Now, I’m sure there are dials to twist in just the right way that I’ll figure out over time. Currently, though the full set is taking so long to properly light and render at sufficient quality, that the entire time I was thinking– why am I not just doing this in a game engine in real time? One obvious reason is how I want to render at 4K, but…

Below is Unity 5’s realtime graphics demo from today, which proves we might be at an intersection between games and film now where indie filmmaking can find enormous value in machinema, finally at a professional-grade quality. For filmmaking, a hybrid between machinema captures, Maya renders, and After Effects enhancement compositing is a likely route. I’m increasingly considering going all-CG, including characters, and this made a strong case for that direction. They even claimed this was running on a typical contemporary gamer PC, nothing ridiculous.

While you watch this, keep reminding yourself that this is apparently rendered and post-processed all in realtime with a free game engine, because it’s going to be easy to forget:

Especially since I’m already well versed in Unity, trying to light the full VFM02 scene in Unity and get a capture from realtime rendering will be an appealing test. But I’ll do that later— I still think the best route is to figure out lighting rendering in Maya since the quality can be so high with it at such high resolution. But working in realtime may be so much of an advantage for rapid iteration, playback, and refinement that it could end up pulling me into Unity 5 for virtual filmmaking more than I might expect.

UPDATE: 2015.03.04.10:30

Well before turning in last night into today’s early AM, I went back into Maya, deleted all lights except one I had set up as the Sun, and added just two fill lights. I realized Incandescence and Glow actually can substantially affect lighting in the scene as actual light sources and not just appear as fake post-process effects. So, I could remove the dozens of lights I had set for all of the florescent bulbs. I woke up to a completed 4K render– but forgot to see how long it took! I at least know the test renders were much faster than before.

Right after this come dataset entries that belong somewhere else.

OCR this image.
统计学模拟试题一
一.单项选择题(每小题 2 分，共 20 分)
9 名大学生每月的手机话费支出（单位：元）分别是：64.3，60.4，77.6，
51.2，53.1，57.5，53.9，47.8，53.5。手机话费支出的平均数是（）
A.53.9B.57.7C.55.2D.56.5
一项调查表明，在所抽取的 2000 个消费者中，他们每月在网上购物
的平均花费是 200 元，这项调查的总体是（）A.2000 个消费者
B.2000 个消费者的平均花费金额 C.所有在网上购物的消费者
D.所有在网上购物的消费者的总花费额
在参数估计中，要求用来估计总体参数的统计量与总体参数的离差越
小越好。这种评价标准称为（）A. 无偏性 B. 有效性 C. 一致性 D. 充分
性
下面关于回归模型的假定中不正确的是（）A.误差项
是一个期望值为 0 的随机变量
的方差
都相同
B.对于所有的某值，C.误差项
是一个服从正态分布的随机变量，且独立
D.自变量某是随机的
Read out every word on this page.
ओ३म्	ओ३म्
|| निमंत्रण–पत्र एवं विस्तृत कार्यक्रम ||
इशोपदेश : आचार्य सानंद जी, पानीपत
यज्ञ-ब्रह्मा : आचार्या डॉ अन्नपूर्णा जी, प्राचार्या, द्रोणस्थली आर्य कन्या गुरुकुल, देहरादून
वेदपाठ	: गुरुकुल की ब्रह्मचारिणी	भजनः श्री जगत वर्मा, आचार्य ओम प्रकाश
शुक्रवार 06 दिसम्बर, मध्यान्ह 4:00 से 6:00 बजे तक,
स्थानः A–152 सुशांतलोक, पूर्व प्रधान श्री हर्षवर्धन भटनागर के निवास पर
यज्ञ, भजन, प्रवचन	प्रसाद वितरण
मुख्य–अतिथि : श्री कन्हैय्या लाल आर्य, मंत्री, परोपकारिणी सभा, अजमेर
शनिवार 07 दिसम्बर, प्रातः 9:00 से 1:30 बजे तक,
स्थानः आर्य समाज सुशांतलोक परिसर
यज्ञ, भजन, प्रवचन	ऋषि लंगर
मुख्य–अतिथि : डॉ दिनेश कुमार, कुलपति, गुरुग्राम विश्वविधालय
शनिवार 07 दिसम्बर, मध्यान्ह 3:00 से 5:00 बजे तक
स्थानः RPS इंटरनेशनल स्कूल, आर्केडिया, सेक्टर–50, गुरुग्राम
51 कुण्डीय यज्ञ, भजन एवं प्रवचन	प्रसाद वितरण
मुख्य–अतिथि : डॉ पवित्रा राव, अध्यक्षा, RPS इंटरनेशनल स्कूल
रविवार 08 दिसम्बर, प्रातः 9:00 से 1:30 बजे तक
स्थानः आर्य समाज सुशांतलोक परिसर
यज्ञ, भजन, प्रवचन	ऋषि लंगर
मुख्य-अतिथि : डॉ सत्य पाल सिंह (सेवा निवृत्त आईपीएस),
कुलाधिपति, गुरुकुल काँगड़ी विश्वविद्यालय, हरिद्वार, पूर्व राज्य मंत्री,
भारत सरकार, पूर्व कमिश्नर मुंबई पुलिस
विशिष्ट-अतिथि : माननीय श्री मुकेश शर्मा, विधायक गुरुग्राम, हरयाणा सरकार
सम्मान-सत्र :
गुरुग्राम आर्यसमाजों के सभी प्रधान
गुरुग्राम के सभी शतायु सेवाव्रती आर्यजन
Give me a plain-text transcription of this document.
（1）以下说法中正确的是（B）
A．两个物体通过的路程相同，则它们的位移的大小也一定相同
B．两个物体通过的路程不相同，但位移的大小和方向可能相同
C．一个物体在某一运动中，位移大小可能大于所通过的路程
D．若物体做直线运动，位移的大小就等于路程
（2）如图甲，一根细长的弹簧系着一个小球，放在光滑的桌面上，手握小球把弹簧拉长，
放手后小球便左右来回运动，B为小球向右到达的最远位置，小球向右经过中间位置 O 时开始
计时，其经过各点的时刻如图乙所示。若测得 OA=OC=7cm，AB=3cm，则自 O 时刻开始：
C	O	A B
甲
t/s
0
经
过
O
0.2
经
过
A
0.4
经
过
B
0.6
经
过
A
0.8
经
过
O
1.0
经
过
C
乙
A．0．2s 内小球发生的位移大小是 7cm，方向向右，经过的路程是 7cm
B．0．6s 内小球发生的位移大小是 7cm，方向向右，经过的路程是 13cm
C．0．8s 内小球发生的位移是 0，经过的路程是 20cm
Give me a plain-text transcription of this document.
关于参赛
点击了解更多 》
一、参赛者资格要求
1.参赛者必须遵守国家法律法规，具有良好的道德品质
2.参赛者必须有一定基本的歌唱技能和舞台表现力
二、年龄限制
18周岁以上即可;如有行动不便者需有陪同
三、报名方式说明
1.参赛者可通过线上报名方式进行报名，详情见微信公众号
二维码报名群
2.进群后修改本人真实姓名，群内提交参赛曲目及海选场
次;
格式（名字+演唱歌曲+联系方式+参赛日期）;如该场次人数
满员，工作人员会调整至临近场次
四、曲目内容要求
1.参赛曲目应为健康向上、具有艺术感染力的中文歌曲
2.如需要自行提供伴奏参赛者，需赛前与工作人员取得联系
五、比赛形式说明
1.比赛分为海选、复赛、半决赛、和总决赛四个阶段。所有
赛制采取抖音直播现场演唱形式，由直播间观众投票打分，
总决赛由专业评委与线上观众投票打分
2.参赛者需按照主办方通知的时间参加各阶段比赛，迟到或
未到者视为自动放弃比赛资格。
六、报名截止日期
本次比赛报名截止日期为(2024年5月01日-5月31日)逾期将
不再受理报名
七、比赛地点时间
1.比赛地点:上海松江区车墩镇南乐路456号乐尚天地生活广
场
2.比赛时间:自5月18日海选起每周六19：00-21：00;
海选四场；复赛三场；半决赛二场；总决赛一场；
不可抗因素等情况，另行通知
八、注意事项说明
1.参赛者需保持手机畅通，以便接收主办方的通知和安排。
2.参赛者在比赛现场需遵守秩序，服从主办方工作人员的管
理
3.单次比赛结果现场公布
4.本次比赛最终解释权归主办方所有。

This is at least not a wreck nor did it take nearly as long, like the previous renders. While the light on the graybox elements reminds me of stuff I used to get a decade and a half ago on Bryce 3D, the actual modeled and textured set piece element (the only one so far) looks very well rendered. It makes me think that this lighting works and once the set is fully modeled, it won’t look so bad— the worst part right now is how the Sun key light scatters artifacts all over the flat surfaces of the graybox, but you can’t see any of that on the modeled set piece. Shadows seem slightly too flat or the scene is too lit now or something– this is still off. The glow effect on the florescent bulb material is also stronger on the 4K render than it is on the 1K test render, so that’s fun– the size of the florescent tube objects also affects this, so maybe I should bring down the ones along the walls. The Moon and Sky-sphere are stubbed in there– ideally I can get them to work so I don’t have to replace them in post. In fact, it’s my goal that I won’t have to do much of anything for it in post.

Luckily, I think this is back to a usable point where I can continue to tweak this, continue to go through the Gnomon Maya mentalray lighting tutorials, and resume modeling the set. Lesson learned about quantity of lights in a scene and glows actually being light sources too (not just fake ones).

And I am still curious to see what this looks like in Unity 5 and Unreal Engine 4.